The gentleman perks up at once. Assures me he will do everything in his power to get the current going. Keeps his word. As I reach home, the lights have come! Thanks to “Sachin power”.
Had I committed the offence of Rash Driving? Section 279 of the IPC?
3. Encroach into forbidden areas
Adelaide Test 2003. Dravid batting for his life and for the team. The power goes again. I rush out of the house, and drive frantically to the nearby Command Hospital. Charge into the TV room. There is pin-drop silence as I realise this is a Men's Recreation Room.
I don't bat an eyelid, just sit down and watch Dravid bat (luckily, I have my son as chaperone).
Criminal Trespass? Section 441 IPC. Whoever enters into or upon property in the possession of another with intent to commit an offence or to intimidate, insult or annoy any person in possession of such property.
The Latin words Mens Rea (criminal intent) fitted in with the “men's rea”ctions!
“Acts causing slight harm” — Section 95 IPC
4. Transgressions at A.K. Khan Law College
Pune 2005. I am a law student — at age 50! (Cricket and law go together — ask Sangakkara, Adam Parore, Darren Ganga, or Peter Roebuck.)

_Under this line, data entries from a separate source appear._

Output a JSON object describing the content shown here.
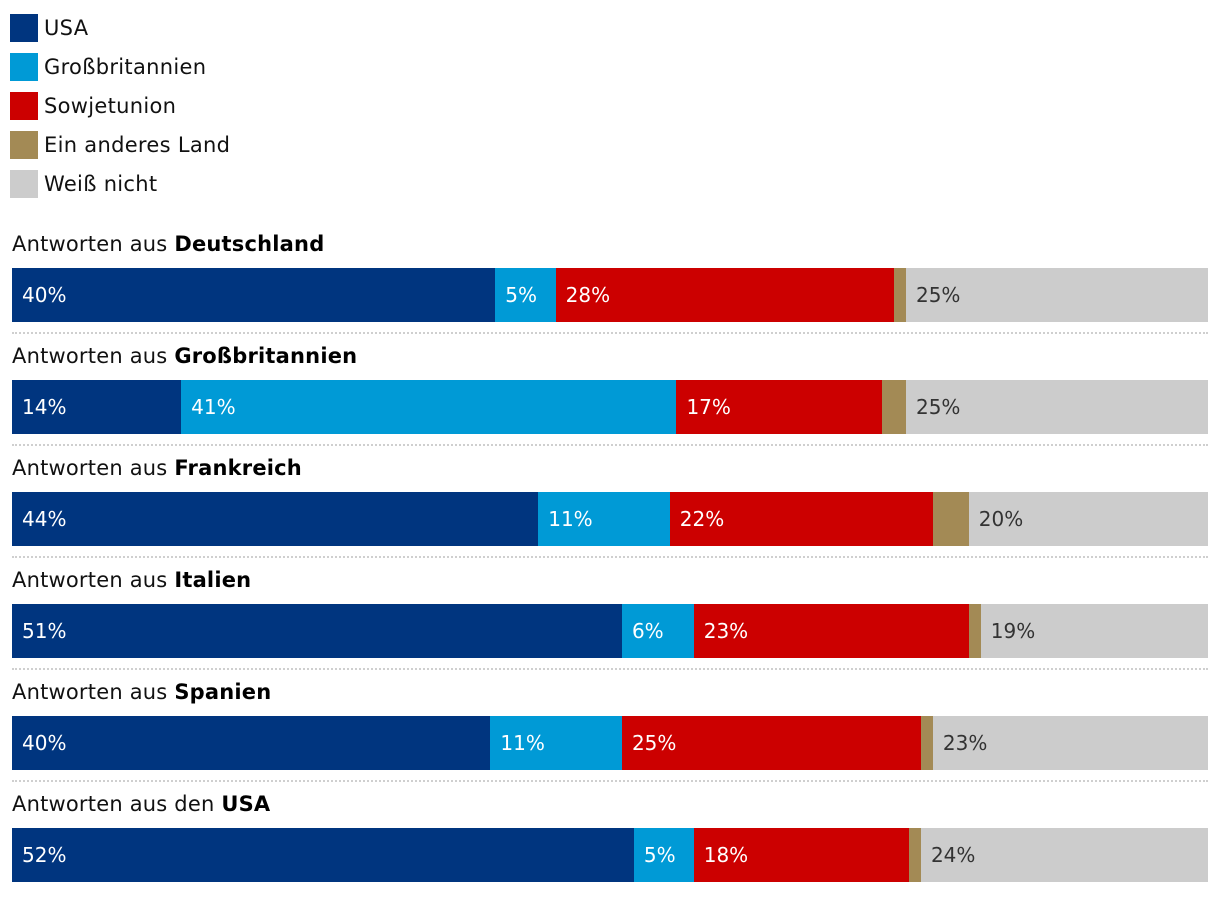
{
  "chart_data": {
    "type": "bar",
    "orientation": "horizontal",
    "stacked": true,
    "unit": "%",
    "series": [
      {
        "name": "USA",
        "color": "#00357f",
        "text_color": "#ffffff"
      },
      {
        "name": "Großbritannien",
        "color": "#009ad6",
        "text_color": "#ffffff"
      },
      {
        "name": "Sowjetunion",
        "color": "#cc0000",
        "text_color": "#ffffff"
      },
      {
        "name": "Ein anderes Land",
        "color": "#a38a55",
        "text_color": "#ffffff"
      },
      {
        "name": "Weiß nicht",
        "color": "#cccccc",
        "text_color": "#333333"
      }
    ],
    "groups": [
      {
        "prefix": "Antworten aus ",
        "country": "Deutschland",
        "values": [
          40,
          5,
          28,
          1,
          25
        ],
        "labels": [
          "40%",
          "5%",
          "28%",
          "",
          "25%"
        ]
      },
      {
        "prefix": "Antworten aus ",
        "country": "Großbritannien",
        "values": [
          14,
          41,
          17,
          2,
          25
        ],
        "labels": [
          "14%",
          "41%",
          "17%",
          "",
          "25%"
        ]
      },
      {
        "prefix": "Antworten aus ",
        "country": "Frankreich",
        "values": [
          44,
          11,
          22,
          3,
          20
        ],
        "labels": [
          "44%",
          "11%",
          "22%",
          "",
          "20%"
        ]
      },
      {
        "prefix": "Antworten aus ",
        "country": "Italien",
        "values": [
          51,
          6,
          23,
          1,
          19
        ],
        "labels": [
          "51%",
          "6%",
          "23%",
          "",
          "19%"
        ]
      },
      {
        "prefix": "Antworten aus ",
        "country": "Spanien",
        "values": [
          40,
          11,
          25,
          1,
          23
        ],
        "labels": [
          "40%",
          "11%",
          "25%",
          "",
          "23%"
        ]
      },
      {
        "prefix": "Antworten aus den ",
        "country": "USA",
        "values": [
          52,
          5,
          18,
          1,
          24
        ],
        "labels": [
          "52%",
          "5%",
          "18%",
          "",
          "24%"
        ]
      }
    ]
  }
}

No bunking. As classes end when the matches start.
But when my favourite player Sourav Ganguly comes to play a Ranji Trophy match (at the height of his “exile”), I skip a lecture on “Grounds for Appeal”, entering the more appealing cricket grounds. Manage to survive the three years and get a law degree without sacrificing my cricket. (Thanks to the family support, specially my parents.)
My project on the “Ganguly-Chappell” issue and its relevance with defamation has the External Examiner nodding in appreciation. (Must have been a Ganguly fan too.)
5. Jumping the queue
Chennai 2008. India-South Africa Test. Viru's second 300. All roads lead to Chepauk. Sehwag on the rampage.
Rushing to the stadium, my heart sinks; a mile-long queue. I charge up to the counter. “Ladies ke kudu pa (give it to the lady),” from the amused policeman at the ticket stands. I grab that chance with both hands. One, thrusting the cash, and the other, almost snatching the tickets from the ticket clerk. Before anyone can cry,“‘Howzat' lady jumping the queue?” I disappear into the stands as fast as a Sehwag-hit sixer.
2011: As I grow older, and (not so wiser) I find myself outgrowing the need to watch non-stop cricket. Working for an International Law Firm takes care of that. Enjoying my second innings. Writing, following cricket, working with young colleagues and age-old legal principles.
But, cricket lovers, beware. Listening to commentary at work, can cost you your job — as per a recent Supreme Court ruling!
This piece is dedicated to my mother, Kalyani, who passed away last year, soon after her 80th birthday. And to my father Air Marshal P.V. Iyer (Retd), who at 81, continues to run his incredible 10 km daily run.